Илья Васильевич Маслов
     Вверху: картина "Сенокос".
     Художник Игорь Михайлов.

     *****

     СЕРДЦЕ, НЕ ВОЛНУЙСЯ! (роман-хроника в 4-х частях).

     Часть вторая: В СЕЛЕ ЕРМАК.

     9. ЗАКИПЕЛИ СЕНОКОСЫ

     Летом мы спали на полу земляном в избе, здесь было прохладней, и комары не донимали. Развертывали толстую упругую кошму, бросали в ряд подушки и укрывались кто чем мог, кто одеялом, кто полушубком, кто тулупом. Спали столько, сколько хотели. Мать не будила нас рано, но нежится в постели тоже не давала.

     Проснувшись раньше сестренок, я выходил на улицу и если была ясная погода, садился у ворот, прислонившись спиной к саманной стене, и грелся на солнышке. Это доставляло мне неслыханное удовольствие, по всему телу бродила еще сонливость, одолевала томящая лень, не прошедшая еще со вчерашней беготни, и было так приятно бездумно посидеть и погреться. Глаза сами собой слипались от яркого света и неги. На душе - безмятежно, уютно, легко.
     За мною просыпались сестренки и тоже выходили погреться.

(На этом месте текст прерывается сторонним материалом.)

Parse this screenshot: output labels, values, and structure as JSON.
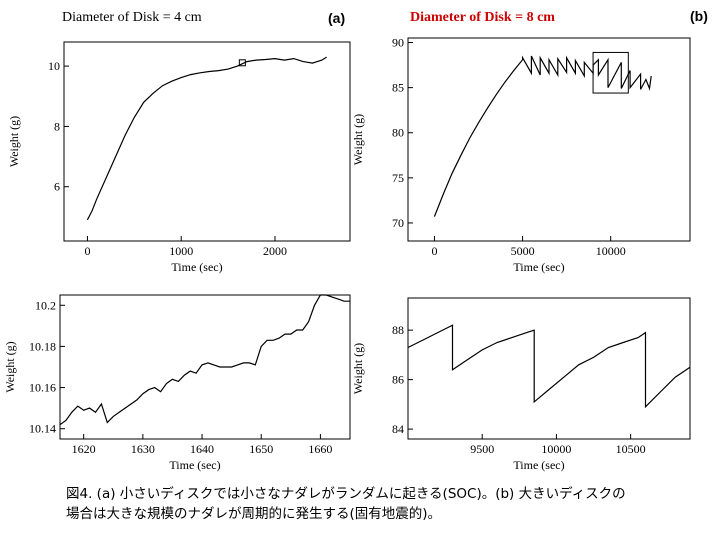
{
  "panels": {
    "a": {
      "title": "Diameter of Disk = 4 cm",
      "tag": "(a)",
      "main": {
        "type": "line",
        "xlabel": "Time (sec)",
        "ylabel": "Weight (g)",
        "xlim": [
          -250,
          2800
        ],
        "ylim": [
          4.2,
          10.8
        ],
        "xticks": [
          0,
          1000,
          2000
        ],
        "yticks": [
          6,
          8,
          10
        ],
        "series": [
          {
            "x": [
              0,
              50,
              100,
              200,
              300,
              400,
              500,
              600,
              700,
              800,
              900,
              1000,
              1100,
              1200,
              1300,
              1400,
              1500,
              1600,
              1700,
              1800,
              1900,
              2000,
              2100,
              2200,
              2300,
              2400,
              2500,
              2550
            ],
            "y": [
              4.9,
              5.2,
              5.6,
              6.3,
              7.0,
              7.7,
              8.3,
              8.8,
              9.1,
              9.35,
              9.5,
              9.62,
              9.72,
              9.78,
              9.82,
              9.85,
              9.9,
              10.0,
              10.15,
              10.2,
              10.22,
              10.25,
              10.2,
              10.25,
              10.15,
              10.1,
              10.2,
              10.3
            ]
          }
        ],
        "highlight_box": {
          "x": [
            1620,
            1665
          ],
          "y": [
            10.14,
            10.21
          ]
        }
      },
      "zoom": {
        "type": "line",
        "xlabel": "Time (sec)",
        "ylabel": "Weight (g)",
        "xlim": [
          1616,
          1665
        ],
        "ylim": [
          10.135,
          10.205
        ],
        "xticks": [
          1620,
          1630,
          1640,
          1650,
          1660
        ],
        "yticks": [
          10.14,
          10.16,
          10.18,
          10.2
        ],
        "series": [
          {
            "x": [
              1616,
              1617,
              1618,
              1619,
              1620,
              1621,
              1622,
              1623,
              1624,
              1625,
              1626,
              1627,
              1628,
              1629,
              1630,
              1631,
              1632,
              1633,
              1634,
              1635,
              1636,
              1637,
              1638,
              1639,
              1640,
              1641,
              1642,
              1643,
              1644,
              1645,
              1646,
              1647,
              1648,
              1649,
              1650,
              1651,
              1652,
              1653,
              1654,
              1655,
              1656,
              1657,
              1658,
              1659,
              1660,
              1661,
              1662,
              1663,
              1664,
              1665
            ],
            "y": [
              10.142,
              10.144,
              10.148,
              10.151,
              10.149,
              10.15,
              10.148,
              10.152,
              10.143,
              10.146,
              10.148,
              10.15,
              10.152,
              10.154,
              10.157,
              10.159,
              10.16,
              10.158,
              10.162,
              10.164,
              10.163,
              10.166,
              10.168,
              10.167,
              10.171,
              10.172,
              10.171,
              10.17,
              10.17,
              10.17,
              10.171,
              10.172,
              10.172,
              10.171,
              10.18,
              10.183,
              10.183,
              10.184,
              10.186,
              10.186,
              10.188,
              10.188,
              10.192,
              10.2,
              10.205,
              10.205,
              10.204,
              10.203,
              10.202,
              10.202
            ]
          }
        ]
      }
    },
    "b": {
      "title": "Diameter of Disk = 8 cm",
      "tag": "(b)",
      "main": {
        "type": "line",
        "xlabel": "Time (sec)",
        "ylabel": "Weight (g)",
        "xlim": [
          -1500,
          14500
        ],
        "ylim": [
          68,
          90.5
        ],
        "xticks": [
          0,
          5000,
          10000
        ],
        "yticks": [
          70,
          75,
          80,
          85,
          90
        ],
        "series": [
          {
            "x": [
              0,
              500,
              1000,
              1500,
              2000,
              2500,
              3000,
              3500,
              4000,
              4500,
              5000,
              5000,
              5500,
              5500,
              6000,
              6000,
              6500,
              6500,
              7000,
              7000,
              7500,
              7500,
              8000,
              8000,
              8500,
              8500,
              9000,
              9000,
              9300,
              9300,
              9850,
              9850,
              10600,
              10600,
              11100,
              11100,
              11700,
              11700,
              12000,
              12200,
              12300
            ],
            "y": [
              70.7,
              73.2,
              75.5,
              77.5,
              79.4,
              81.1,
              82.7,
              84.2,
              85.6,
              86.9,
              88.1,
              88.3,
              86.6,
              88.5,
              86.4,
              88.3,
              86.6,
              88.1,
              86.4,
              88.2,
              86.7,
              88.3,
              86.6,
              88.0,
              86.3,
              87.8,
              86.6,
              87.5,
              88.1,
              86.4,
              88.1,
              85.0,
              87.8,
              84.9,
              86.9,
              85.0,
              86.5,
              84.8,
              85.9,
              84.9,
              86.3
            ]
          }
        ],
        "highlight_box": {
          "x": [
            9000,
            11000
          ],
          "y": [
            84.4,
            88.9
          ]
        }
      },
      "zoom": {
        "type": "line",
        "xlabel": "Time (sec)",
        "ylabel": "Weight (g)",
        "xlim": [
          9000,
          10900
        ],
        "ylim": [
          83.6,
          89.3
        ],
        "xticks": [
          9500,
          10000,
          10500
        ],
        "yticks": [
          84,
          86,
          88
        ],
        "series": [
          {
            "x": [
              9000,
              9100,
              9200,
              9300,
              9300,
              9400,
              9500,
              9600,
              9700,
              9800,
              9850,
              9850,
              9950,
              10050,
              10150,
              10250,
              10350,
              10450,
              10550,
              10600,
              10600,
              10700,
              10800,
              10900
            ],
            "y": [
              87.3,
              87.6,
              87.9,
              88.2,
              86.4,
              86.8,
              87.2,
              87.5,
              87.7,
              87.9,
              88.0,
              85.1,
              85.6,
              86.1,
              86.6,
              86.9,
              87.3,
              87.5,
              87.7,
              87.9,
              84.9,
              85.5,
              86.1,
              86.5
            ]
          }
        ]
      }
    }
  },
  "caption": {
    "line1": "図4. (a) 小さいディスクでは小さなナダレがランダムに起きる(SOC)。(b) 大きいディスクの",
    "line2": "場合は大きな規模のナダレが周期的に発生する(固有地震的)。"
  }
}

     С этого места для нас начиналось утро. Место было любимым. Тут стояла лестница, на которую мы взбирались посидеть. С крыши двора, к которому была приставлена лестница, можно было обозревать окрестности - луга, Иртыш, пристань, часть села, видна была колокольня церкви и крест на ней, почти всех соседей-казахов и крылатая мельница на обширном пустыре.
     Если во дворе поблизости дома стояла пустая телега, мы перекочевывали на нее, по желанию занимая места, кто возницей, кто в качестве пассажира, кто изображал из себя собаку, бегущую рядом.

     В половодье вода вплотную подходила к нашим воротам, иногда угрожающе заползала на двор, пытаясь залить погреб, где хранились разные соления и квашения. Отсюда, со двора и до самого горизонта лежала гладкая водная пустыня. При тихой солнечной погоде блеск воды до рези слепил глаза. Пролетали белоснежные чайки над головой, обиженно вскрикивали и зорко смотрели вниз, не попадет ли на глаза рыбешка, вышедшая погулять и покормиться на луга.

     После ледохода приходила сильная вода. Стояла она долго. Затем наступали два разлива, они были непродолжительными и теплыми. Вода, вышедшая на луга, прогревалась очень хорошо. Молодая трава росла под водой, обильно обрастая серым налетом ила. Появлялся корм, рыба выходила на богатые пастбища, жировала и возвращалась в реку при спаде воды отменно сытой.

     Я захватил еще те годы, когда пасха считалась самым большим праздником. Подготовка к пасхе начиналась за целую неделю: в каждой избе белили, скоблили, стирали, гладили, стряпали, красили яйца, сбивали масло; а когда наступал праздник - лихо пили, много ели, во хмелю песни орали, девки и парни на качелях под небеса взлетали - ух! - раздувались юбки колоколом, парни, стоявшие поблизости от качели, задирали повыше головы, кричали: "А ну, Нюрка, поддай ишшо, а то не все видно!" В стороне от взрослых раздетые мальчишки в лапту резались. Деревенские гармонисты, бросая пальцы на лады, кружили головы плясовыми.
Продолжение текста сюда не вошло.